In 1987 this ad hoc help was formalized with the adoption of the Japan Disaster Relief Team Law (JDR Law) officially enshrining the commitment by Japan to assist the victims of catastrophes wherever they occur.

After the 7.6 magnitude earthquake struck some 85 kilometers northwest of the West Sumatra Province capital of Padang September 30, a 64-strong JDR rescue team accompanied by sniffer dogs, flew within hours to the stricken region. It was the first international organization to arrive on the scene.

A second 23-strong team of doctors and nurses also went to the epicenter of the quake and emergency supplies of tents, blankets, sleeping pads, electric generators and water purifiers were rushed to the region.

The rescue team and their dogs combed buildings in Padang where many other victims in addition to the estimated 1,000 dead, had been trapped. However, officials in Padang itself called off the search for survivors Monday as the focus shifted to bringing medical help to survivors in the city and surrounding areas which remained cut off.

The rescue team searched through the rubble of Pariyaman city where a massive landslide swept through the area, entirely ‘swallowing’ at least one village and killing some 200 people before returning to Japan.

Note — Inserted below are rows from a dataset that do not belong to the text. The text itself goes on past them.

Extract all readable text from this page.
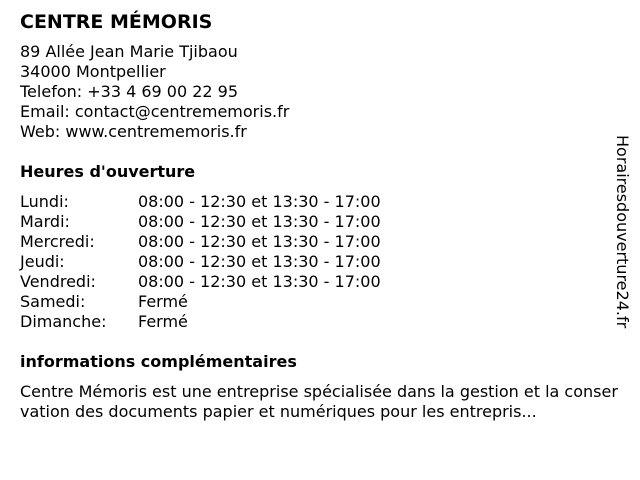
CENTRE MÉMORIS
89 Allée Jean Marie Tjibaou
34000 Montpellier
Telefon: +33 4 69 00 22 95
Email: contact@centrememoris.fr
Web: www.centrememoris.fr
Heures d'ouverture
Lundi:	08:00 - 12:30 et 13:30 - 17:00
Mardi:	08:00 - 12:30 et 13:30 - 17:00
Mercredi:	08:00 - 12:30 et 13:30 - 17:00
Jeudi:	08:00 - 12:30 et 13:30 - 17:00
Vendredi:	08:00 - 12:30 et 13:30 - 17:00
Samedi:	Fermé
Dimanche:	Fermé
informations complémentaires
Centre Mémoris est une entreprise spécialisée dans la gestion et la conservation des documents papier et numériques pour les entrepris...
Horairesdouverture24.fr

The JDR medical team was assisting survivors, even as a semblance of normality began to return to Padang itself with children attending some makeshift schools and businesses tentatively reopening. It was expected to stay another week.

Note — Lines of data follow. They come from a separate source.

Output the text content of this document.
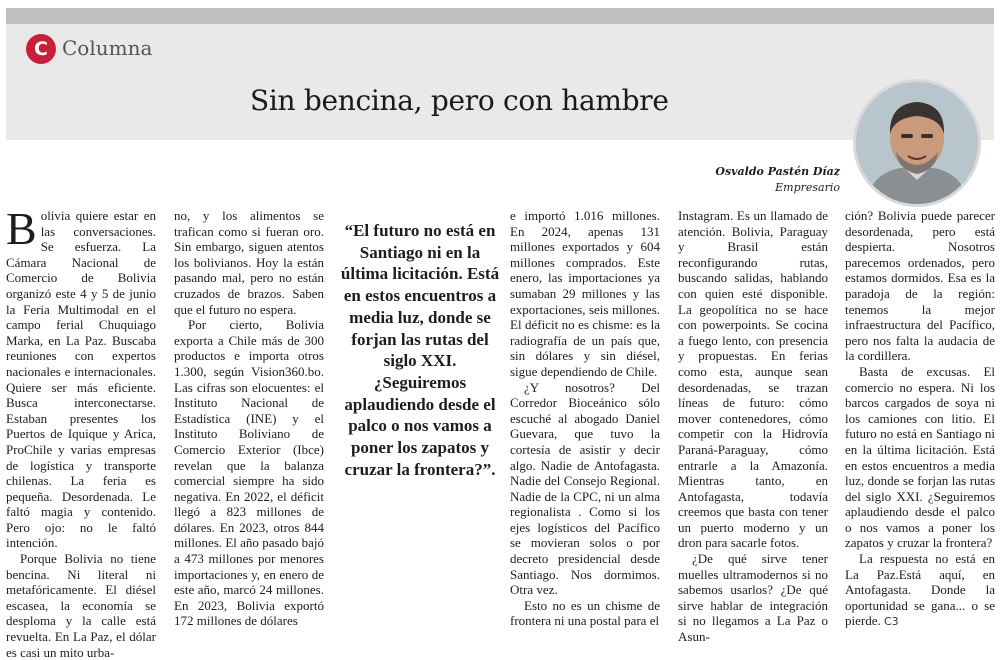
C Columna
Sin bencina, pero con hambre
Osvaldo Pastén Díaz
Empresario

Bolivia quiere estar en las conversaciones. Se esfuerza. La Cámara Nacional de Comercio de Bolivia organizó este 4 y 5 de junio la Feria Multimodal en el campo ferial Chuquiago Marka, en La Paz. Buscaba reuniones con expertos nacionales e internacionales. Quiere ser más eficiente. Busca interconectarse. Estaban presentes los Puertos de Iquique y Arica, ProChile y varias empresas de logística y transporte chilenas. La feria es pequeña. Desordenada. Le faltó magia y contenido. Pero ojo: no le faltó intención.

Porque Bolivia no tiene bencina. Ni literal ni metafóricamente. El diésel escasea, la economía se desploma y la calle está revuelta. En La Paz, el dólar es casi un mito urba-

no, y los alimentos se trafican como si fueran oro. Sin embargo, siguen atentos los bolivianos. Hoy la están pasando mal, pero no están cruzados de brazos. Saben que el futuro no espera.

Por cierto, Bolivia exporta a Chile más de 300 productos e importa otros 1.300, según Vision360.bo. Las cifras son elocuentes: el Instituto Nacional de Estadística (INE) y el Instituto Boliviano de Comercio Exterior (Ibce) revelan que la balanza comercial siempre ha sido negativa. En 2022, el déficit llegó a 823 millones de dólares. En 2023, otros 844 millones. El año pasado bajó a 473 millones por menores importaciones y, en enero de este año, marcó 24 millones. En 2023, Bolivia exportó 172 millones de dólares

“El futuro no está en Santiago ni en la última licitación. Está en estos encuentros a media luz, donde se forjan las rutas del siglo XXI. ¿Seguiremos aplaudiendo desde el palco o nos vamos a poner los zapatos y cruzar la frontera?”.

e importó 1.016 millones. En 2024, apenas 131 millones exportados y 604 millones comprados. Este enero, las importaciones ya sumaban 29 millones y las exportaciones, seis millones. El déficit no es chisme: es la radiografía de un país que, sin dólares y sin diésel, sigue dependiendo de Chile.

¿Y nosotros? Del Corredor Bioceánico sólo escuché al abogado Daniel Guevara, que tuvo la cortesía de asistir y decir algo. Nadie de Antofagasta. Nadie del Consejo Regional. Nadie de la CPC, ni un alma regionalista . Como si los ejes logísticos del Pacífico se movieran solos o por decreto presidencial desde Santiago. Nos dormimos. Otra vez.

Esto no es un chisme de frontera ni una postal para el

Instagram. Es un llamado de atención. Bolivia, Paraguay y Brasil están reconfigurando rutas, buscando salidas, hablando con quien esté disponible. La geopolítica no se hace con powerpoints. Se cocina a fuego lento, con presencia y propuestas. En ferias como esta, aunque sean desordenadas, se trazan líneas de futuro: cómo mover contenedores, cómo competir con la Hidrovía Paraná-Paraguay, cómo entrarle a la Amazonía. Mientras tanto, en Antofagasta, todavía creemos que basta con tener un puerto moderno y un dron para sacarle fotos.

¿De qué sirve tener muelles ultramodernos si no sabemos usarlos? ¿De qué sirve hablar de integración si no llegamos a La Paz o Asun-

ción? Bolivia puede parecer desordenada, pero está despierta. Nosotros parecemos ordenados, pero estamos dormidos. Esa es la paradoja de la región: tenemos la mejor infraestructura del Pacífico, pero nos falta la audacia de la cordillera.

Basta de excusas. El comercio no espera. Ni los barcos cargados de soya ni los camiones con litio. El futuro no está en Santiago ni en la última licitación. Está en estos encuentros a media luz, donde se forjan las rutas del siglo XXI. ¿Seguiremos aplaudiendo desde el palco o nos vamos a poner los zapatos y cruzar la frontera?

La respuesta no está en La Paz.Está aquí, en Antofagasta. Donde la oportunidad se gana... o se pierde. C3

The JICA assessment team was being assembled to visit the stricken region and decide what immediate and more long term assistance the agency could provide as the region began to try to recover.

Elsewhere, JICA has dispatched tents, plastic sheeting, sleeping pads, blankets, water purifiers and plastic tanks from its central warehouse in Singapore to Samoa which is still struggling to recover from the September 29 tsunami. Commemoration services were held throughout Samoa, neighboring American Samoa and Tonga where nearly 200 people were killed as huge waves swept through low lying areas.

In addition to the dead some 32,000 other people - 18% of the country’s population - were displaced and the country faced as enormous task of reconstruction. JICA has been active in Samoa on various development projects for many years.

Even as the Philippines and Viet Nam struggled to recover from the effects of typhoon Ketsana, another destructive force, typhoon Parma battered the northern Philippines this week, killing at least 15 people, toppling power lines, ripping up trees and tearing away the roofs of buildings.

The capital, Manila, was still clearing up in the wake of Ketsana after which JICA had sent blankets, sleeping pads, storage and water tanks and water purifiers to the area.

The agency sent similar supplies to the central Vietnamese city of Danang from its Singapore warehouse.

To combat the outbreak of infectious diseases in Papua New Guinea, infusion packs, rehydration fluids, disinfectant, soaps, bleaches and sprays were sent to that country.